Just six companies — Swift, Armour, Morris, Cudahy, Wilson, and Schwerdter — dominated the meatpacking industry and were known collectively as the “Beef Trust.”

Beef packers today are known as the “Big Four” with as much os 85 percent of the market controlled by Tyson Foods, Cargill, National Beef, and JBS USA. 

Just as he did during his first term, President Trump has ordered the Department of Justice to investigate whether the “Big Four” are engaged in “illicit collusion, price fixing, and price manipulation.”

President Theodore Roosevelt is credited with destroying the “Beef Trust” in Swift & Co. v. United States, 196 U.S. 375 (1905) — the U.S. Supreme Court case ruling that the beef companies engaged in monopolistic price-fixing.  The ruling found Congress could regulate monopolies under the Commerce Clause.

In the 1902 case, it was Roosevelt’s Justice Department that investigated antitrust violations, including price-fixing, market division, and collusive practices to control the livestock and meat markets.

As President from 1901 to 1909, it also fell to Roosevelt to respond to the public outcry over “The Jungle” by Upton Sinclair, which led to his signing the U.S. Pure Food and Drug Act in 1906, bringing some food safety improvements to American slaughterhouses.

If six companies in the “Beef Trust” were guilty of monopolistic practice more than 100 years ago, how hard is it to prove the “Big Four” aren’t doing the same thing now?   Well, it’s apparently not as easy as past attempts — like Trump’s first try and others have ended quietly.

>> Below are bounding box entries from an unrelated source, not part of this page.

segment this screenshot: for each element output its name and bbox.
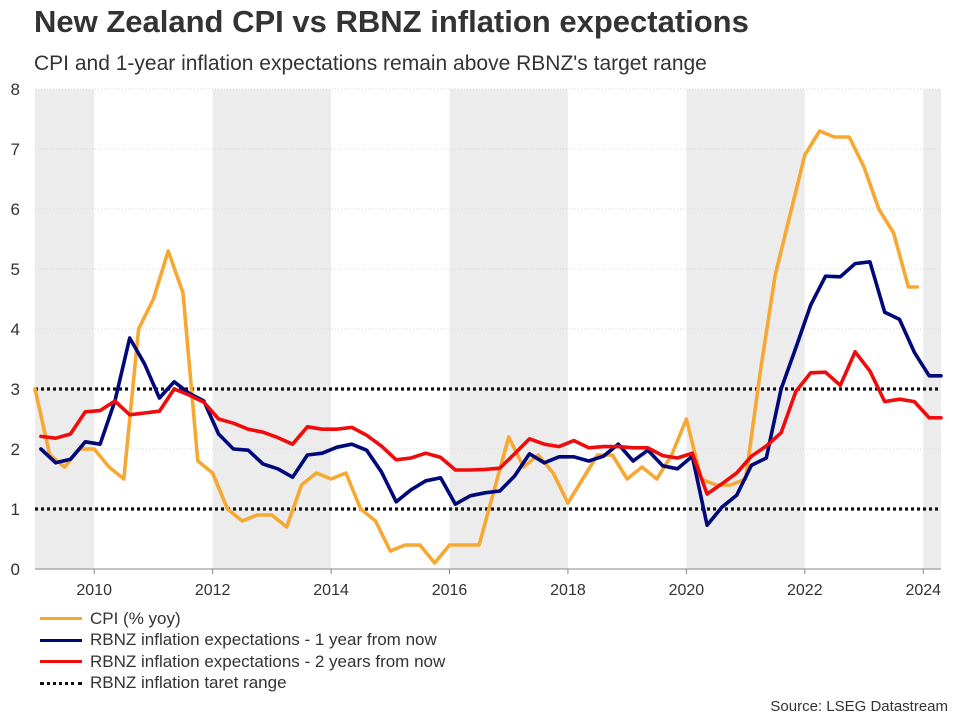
y-axis-ticks: 0 1 2 3 4 5 6 7 8	[11, 80, 20, 579]
x-tick-label-2016: 2016	[432, 582, 468, 599]
source-note: Source: LSEG Datastream	[770, 698, 948, 715]
legend-label-expectations-1y: RBNZ inflation expectations - 1 year fro…	[90, 630, 437, 650]
legend-swatch-expectations-1y	[40, 638, 82, 642]
legend-swatch-cpi	[40, 617, 82, 621]
x-tick-label-2010: 2010	[76, 582, 112, 599]
x-tick-label-2020: 2020	[669, 582, 705, 599]
y-tick-label-5: 5	[11, 260, 20, 279]
y-tick-label-4: 4	[11, 320, 20, 339]
y-tick-label-2: 2	[11, 440, 20, 459]
legend-item-target-range: RBNZ inflation taret range	[40, 673, 445, 695]
y-tick-label-8: 8	[11, 80, 20, 99]
chart-subtitle: CPI and 1-year inflation expectations re…	[34, 52, 707, 75]
y-tick-label-1: 1	[11, 500, 20, 519]
legend-swatch-expectations-2y	[40, 660, 82, 664]
x-tick-label-2022: 2022	[787, 582, 823, 599]
x-tick-label-2012: 2012	[195, 582, 231, 599]
x-axis-ticks: 2010 2012 2014 2016 2018 2020 2022 2024	[76, 569, 941, 599]
series-lines	[33, 129, 943, 565]
x-tick-label-2014: 2014	[313, 582, 349, 599]
legend-item-expectations-2y: RBNZ inflation expectations - 2 years fr…	[40, 651, 445, 673]
legend-label-cpi: CPI (% yoy)	[90, 608, 181, 628]
chart-title: New Zealand CPI vs RBNZ inflation expect…	[34, 4, 749, 39]
series-line-cpi	[33, 129, 920, 565]
series-line-exp2	[39, 350, 943, 496]
legend-swatch-target-range	[40, 681, 82, 685]
legend-label-target-range: RBNZ inflation taret range	[90, 673, 287, 693]
legend-label-expectations-2y: RBNZ inflation expectations - 2 years fr…	[90, 651, 446, 671]
y-tick-label-7: 7	[11, 140, 20, 159]
y-tick-label-3: 3	[11, 380, 20, 399]
x-tick-label-2024: 2024	[905, 582, 941, 599]
x-tick-label-2018: 2018	[550, 582, 586, 599]
legend: CPI (% yoy) RBNZ inflation expectations …	[40, 608, 445, 694]
legend-item-cpi: CPI (% yoy)	[40, 608, 445, 630]
y-tick-label-0: 0	[11, 560, 20, 579]
y-tick-label-6: 6	[11, 200, 20, 219]
shaded-period-0	[35, 89, 95, 569]
legend-item-expectations-1y: RBNZ inflation expectations - 1 year fro…	[40, 630, 445, 652]
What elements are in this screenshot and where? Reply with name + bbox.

R-CALF USA CEO Bill Bullard, head of the nation’s largest cattle association exclusively representing cattle farmers and ranchers, has long sought such intervention. In his most recent weekly commentary, Bullard explains “how we got here.”

“After all, there have been complaints about the monopoly control over the United States’ beef supply chain for decades, with no meaningful government enforcement of our U.S. antitrust laws or the Packers and Stockyards Act (which prohibits explicitly anticompetitive conduct in livestock markets) – but with one significant exception, “ Bullard writes.

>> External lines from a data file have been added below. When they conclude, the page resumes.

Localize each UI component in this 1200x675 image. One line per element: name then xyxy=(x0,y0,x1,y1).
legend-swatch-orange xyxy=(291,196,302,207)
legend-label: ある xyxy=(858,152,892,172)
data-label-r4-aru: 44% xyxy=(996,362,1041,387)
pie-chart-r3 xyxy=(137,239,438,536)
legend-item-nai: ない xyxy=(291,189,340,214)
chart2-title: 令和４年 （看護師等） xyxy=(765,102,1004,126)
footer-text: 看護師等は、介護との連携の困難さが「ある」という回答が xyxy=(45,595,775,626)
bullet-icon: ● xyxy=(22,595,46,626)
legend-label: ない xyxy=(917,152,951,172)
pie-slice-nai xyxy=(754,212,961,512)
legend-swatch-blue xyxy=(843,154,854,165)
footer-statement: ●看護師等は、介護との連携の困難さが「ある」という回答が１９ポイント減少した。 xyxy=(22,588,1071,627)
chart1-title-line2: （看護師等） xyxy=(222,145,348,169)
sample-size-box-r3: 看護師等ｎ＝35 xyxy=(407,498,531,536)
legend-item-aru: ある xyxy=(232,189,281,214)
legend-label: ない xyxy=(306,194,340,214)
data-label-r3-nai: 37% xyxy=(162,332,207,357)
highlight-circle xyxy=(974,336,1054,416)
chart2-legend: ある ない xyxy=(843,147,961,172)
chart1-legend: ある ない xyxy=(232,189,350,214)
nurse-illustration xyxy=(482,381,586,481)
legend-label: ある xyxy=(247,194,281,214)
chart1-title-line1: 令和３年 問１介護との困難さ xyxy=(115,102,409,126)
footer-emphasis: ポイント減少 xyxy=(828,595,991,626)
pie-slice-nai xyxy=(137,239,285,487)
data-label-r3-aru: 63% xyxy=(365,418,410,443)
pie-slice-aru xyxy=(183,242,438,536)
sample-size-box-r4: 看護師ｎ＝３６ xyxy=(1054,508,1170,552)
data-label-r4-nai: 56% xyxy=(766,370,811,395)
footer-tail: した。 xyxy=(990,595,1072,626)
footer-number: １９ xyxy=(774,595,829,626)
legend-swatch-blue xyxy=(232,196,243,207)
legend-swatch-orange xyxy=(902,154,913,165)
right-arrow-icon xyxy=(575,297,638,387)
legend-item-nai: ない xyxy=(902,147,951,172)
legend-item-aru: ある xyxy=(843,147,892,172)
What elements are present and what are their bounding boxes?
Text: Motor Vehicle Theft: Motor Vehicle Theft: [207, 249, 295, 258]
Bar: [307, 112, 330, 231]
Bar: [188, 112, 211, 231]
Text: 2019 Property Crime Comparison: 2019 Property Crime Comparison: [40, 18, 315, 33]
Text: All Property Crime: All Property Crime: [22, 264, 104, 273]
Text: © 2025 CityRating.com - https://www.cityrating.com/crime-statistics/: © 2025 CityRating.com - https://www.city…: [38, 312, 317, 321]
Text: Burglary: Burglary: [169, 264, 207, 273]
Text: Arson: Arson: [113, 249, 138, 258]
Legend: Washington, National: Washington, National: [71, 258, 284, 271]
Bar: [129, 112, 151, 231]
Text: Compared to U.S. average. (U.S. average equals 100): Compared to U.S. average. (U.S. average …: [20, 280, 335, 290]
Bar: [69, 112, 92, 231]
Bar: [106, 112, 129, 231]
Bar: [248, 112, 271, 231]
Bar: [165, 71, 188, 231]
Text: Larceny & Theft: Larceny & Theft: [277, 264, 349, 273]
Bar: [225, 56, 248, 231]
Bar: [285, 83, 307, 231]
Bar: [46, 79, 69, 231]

“We must go back about 18 years, to early 2008, when we learned that Brazilian-owned JBS wanted to purchase our nation’s fourth-largest beef packer, National Beef Packing Co., along with Smithfield Beef Group and the then-largest U.S. feedlot, Five Rivers Ranch Cattle Feeding,” he continues.

“We immediately requested the U.S. attorney general block the mergers, we asked the U.S. Senate Judiciary committee to launch an investigation, and we filed a private lawsuit to enforce our U.S. antitrust laws.”

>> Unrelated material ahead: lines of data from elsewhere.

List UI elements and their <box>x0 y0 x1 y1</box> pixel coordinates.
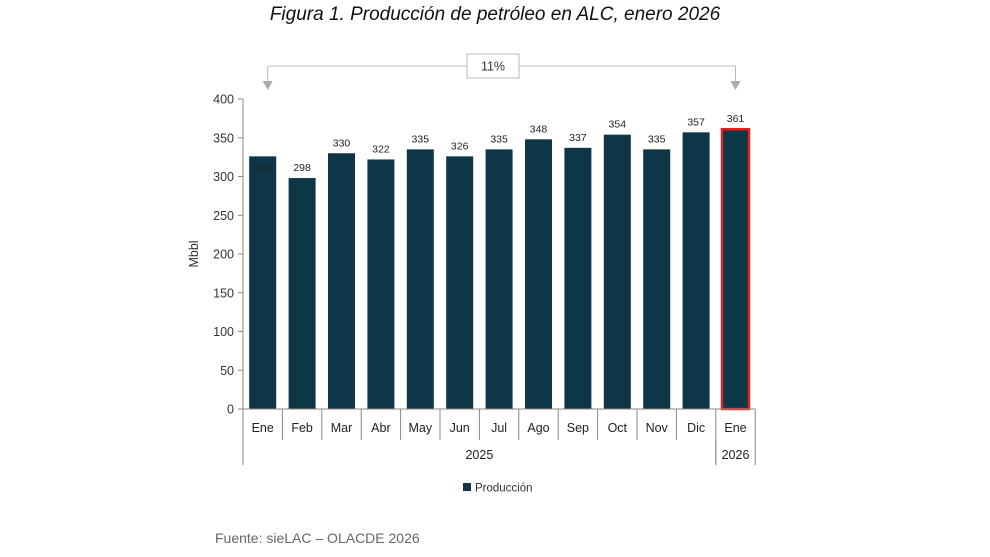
bar <box>603 134 631 409</box>
chart-title: Figura 1. Producción de petróleo en ALC,… <box>269 4 721 25</box>
y-tick-label: 150 <box>213 286 234 300</box>
y-tick-label: 200 <box>213 248 234 262</box>
x-tick-label: Jul <box>491 421 507 435</box>
data-label: 337 <box>569 132 587 144</box>
data-label: 298 <box>293 162 311 174</box>
bar <box>446 156 474 409</box>
bar <box>564 147 592 409</box>
bar <box>288 178 316 409</box>
y-tick-label: 100 <box>213 325 234 339</box>
data-label: 348 <box>530 123 548 135</box>
data-label: 361 <box>727 113 745 125</box>
x-tick-label: Feb <box>291 421 313 435</box>
y-tick-label: 350 <box>213 131 234 145</box>
bar <box>328 153 355 409</box>
bar <box>485 149 513 409</box>
data-label: 335 <box>648 133 666 145</box>
x-tick-label: Ago <box>527 421 549 435</box>
bar <box>643 149 671 409</box>
y-tick-label: 400 <box>213 93 234 107</box>
bar <box>367 159 395 409</box>
legend-label: Producción <box>475 483 533 495</box>
data-label: 354 <box>609 119 627 131</box>
y-tick-label: 250 <box>213 209 234 223</box>
annotation-arrow-right <box>730 81 741 90</box>
y-tick-label: 50 <box>220 364 234 378</box>
annotation-arrow-left <box>262 81 273 90</box>
x-tick-label: Nov <box>646 421 669 435</box>
bar <box>682 132 710 409</box>
x-tick-label: Jun <box>450 421 470 435</box>
annotation-text: 11% <box>481 60 505 74</box>
year-group-label: 2025 <box>465 448 493 462</box>
x-tick-label: Abr <box>371 421 390 435</box>
x-tick-label: Ene <box>724 421 746 435</box>
x-tick-label: Oct <box>608 421 628 435</box>
data-label: 335 <box>490 133 508 145</box>
data-label: 357 <box>687 116 705 128</box>
x-tick-label: Mar <box>331 421 353 435</box>
source-note: Fuente: sieLAC – OLACDE 2026 <box>215 530 420 546</box>
bar <box>720 127 751 411</box>
data-label: 335 <box>412 133 430 145</box>
bar <box>406 149 434 409</box>
legend-swatch <box>463 483 471 491</box>
y-tick-label: 300 <box>213 170 234 184</box>
data-label: 326 <box>451 140 469 152</box>
y-tick-label: 0 <box>227 403 234 417</box>
bar <box>249 156 277 409</box>
y-axis-title: Mbbl <box>187 240 201 267</box>
year-group-label: 2026 <box>722 448 750 462</box>
data-label: 322 <box>372 143 390 155</box>
x-tick-label: Dic <box>687 421 705 435</box>
bar <box>525 139 552 410</box>
data-label: 326 <box>254 162 272 174</box>
x-tick-label: Sep <box>567 421 589 435</box>
x-tick-label: May <box>408 421 432 435</box>
data-label: 330 <box>333 137 351 149</box>
annotation-box <box>466 53 520 79</box>
x-tick-label: Ene <box>252 421 274 435</box>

“By early 2009, after the U.S. Department of Justice had filed an antitrust enforcement action, JBS withdrew one of its proposed acquisitions – the purchase of National Beef Packing Co.”

“That was our first antitrust victory, albeit a partial one, and it was the first meaningful antitrust enforcement action filed by the Department of Justice in decades on behalf of our industry.

Although the Justice Department’s action slowed the formation of our monopolized beef supply chain, it didn’t stop it, and our industry continued to shrink. In contrast, monopoly-structured cattle and beef markets persisted,” he adds.

Bullard ends saying: “Now we see the aftermath of years of neglect – cattle prices were recently falling while consumer beef prices were reaching new highs. And President Trump is intervening again, calling for an investigation and, this time, alleging unlawful conduct by the monopolistic beef packers.